Evden taşındığını bir arkadaşından trajikomik bir biçimde öğrendiğini ifade eden Bülbül, “Olay günü evdeydim. Arkadaşım gelecekti. Arkadaşım beni arayıp ‘Sen evden taşınmışsın, beni içeriye almıyorlar’ dedi. Hemen dışarı çıkıp yönetime geldim. Güvenlik görevlilerine evden taşınmadığımı anlatmaya çalışırken bariyer kapandı, bir daha da içeriye giremedim. Bir gömlek bir pantolonla dışarıda kaldım. Çok şaşırdım. Şikayette bulunmaya gittim, karakoldan döndüğümde zaten eve bir daha giremedim. Ev sahibi büyük ihtimal o sırada sitenin içerisindeydi. Benim evden çıkmamı beklediğini düşünüyorum. Ben şu an eve girmek istesem güvenliği bile aşamam. Tüm eşyalarım evde kaldı. Bunu ispat etmek istiyorum ama süreç tıkandı. Ben madem taşındım, sitede bir sürü güvenlik kamerası var. Eşyalarımı taşıdığımı ispat etsinler. Şahitlerim var, onların ifadeleri 5 ay sonra alındı. 189 kalem eşyamın evde olduğuna dair tutanak tutturdum.

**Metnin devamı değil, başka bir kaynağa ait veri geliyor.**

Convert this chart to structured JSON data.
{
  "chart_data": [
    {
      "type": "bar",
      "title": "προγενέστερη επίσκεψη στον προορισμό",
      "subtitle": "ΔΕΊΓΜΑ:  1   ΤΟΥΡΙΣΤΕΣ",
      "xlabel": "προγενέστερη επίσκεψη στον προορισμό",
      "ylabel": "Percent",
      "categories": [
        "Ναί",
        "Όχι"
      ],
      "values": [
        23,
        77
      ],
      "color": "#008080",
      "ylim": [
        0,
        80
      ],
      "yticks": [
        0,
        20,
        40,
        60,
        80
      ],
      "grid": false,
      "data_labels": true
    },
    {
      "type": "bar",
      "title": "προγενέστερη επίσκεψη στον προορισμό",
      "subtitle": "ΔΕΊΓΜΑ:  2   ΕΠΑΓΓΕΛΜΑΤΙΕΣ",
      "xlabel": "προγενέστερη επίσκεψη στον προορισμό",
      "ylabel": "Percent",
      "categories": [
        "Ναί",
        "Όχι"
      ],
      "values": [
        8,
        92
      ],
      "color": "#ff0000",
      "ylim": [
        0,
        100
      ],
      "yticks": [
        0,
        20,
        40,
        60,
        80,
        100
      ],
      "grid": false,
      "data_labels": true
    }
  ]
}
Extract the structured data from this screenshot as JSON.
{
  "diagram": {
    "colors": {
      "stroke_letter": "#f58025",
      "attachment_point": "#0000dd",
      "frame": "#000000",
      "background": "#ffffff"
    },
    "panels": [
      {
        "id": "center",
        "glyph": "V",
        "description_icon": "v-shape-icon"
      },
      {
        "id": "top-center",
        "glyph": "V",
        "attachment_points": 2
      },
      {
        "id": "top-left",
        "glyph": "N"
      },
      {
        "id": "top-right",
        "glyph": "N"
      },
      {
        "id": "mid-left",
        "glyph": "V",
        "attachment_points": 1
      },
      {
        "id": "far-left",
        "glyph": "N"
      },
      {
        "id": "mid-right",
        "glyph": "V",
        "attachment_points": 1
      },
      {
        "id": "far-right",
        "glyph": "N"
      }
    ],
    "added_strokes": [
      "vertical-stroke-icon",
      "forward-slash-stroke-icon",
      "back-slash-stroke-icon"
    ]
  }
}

Tablolarımdan paralarıma; kıyafetlerimden bilgisayarıma; ruhsatlı silahımdan pasaportuma; fotoğraf makinemden kitaplarıma kadar her şeyim evde. Ruhsatlı silahımla biri suç işlerse ne olacak? Bilgilendirmede bulundum ancak insan yine de tedirgin oluyor. 11 aydır kuzenimde kalıyorum. Yeni kıyafetler almak zorunda kaldım. Aracımın yedek anahtarlarını çıkarttım, yeniden pasaport başvurusu yaptım. Telefonum bile evde kalmıştı. Kendime yeni telefon aldım. Kalp hastasıyım ama sağlık raporlarım evde kaldı. Yaşadığım stres nedeniyle sağ kulağımda işitme kaybı yaşıyorum” diye konuştu.
“Depozitoyu yakıp şikayetimden vazgeçersem eşyaları verecekmiş”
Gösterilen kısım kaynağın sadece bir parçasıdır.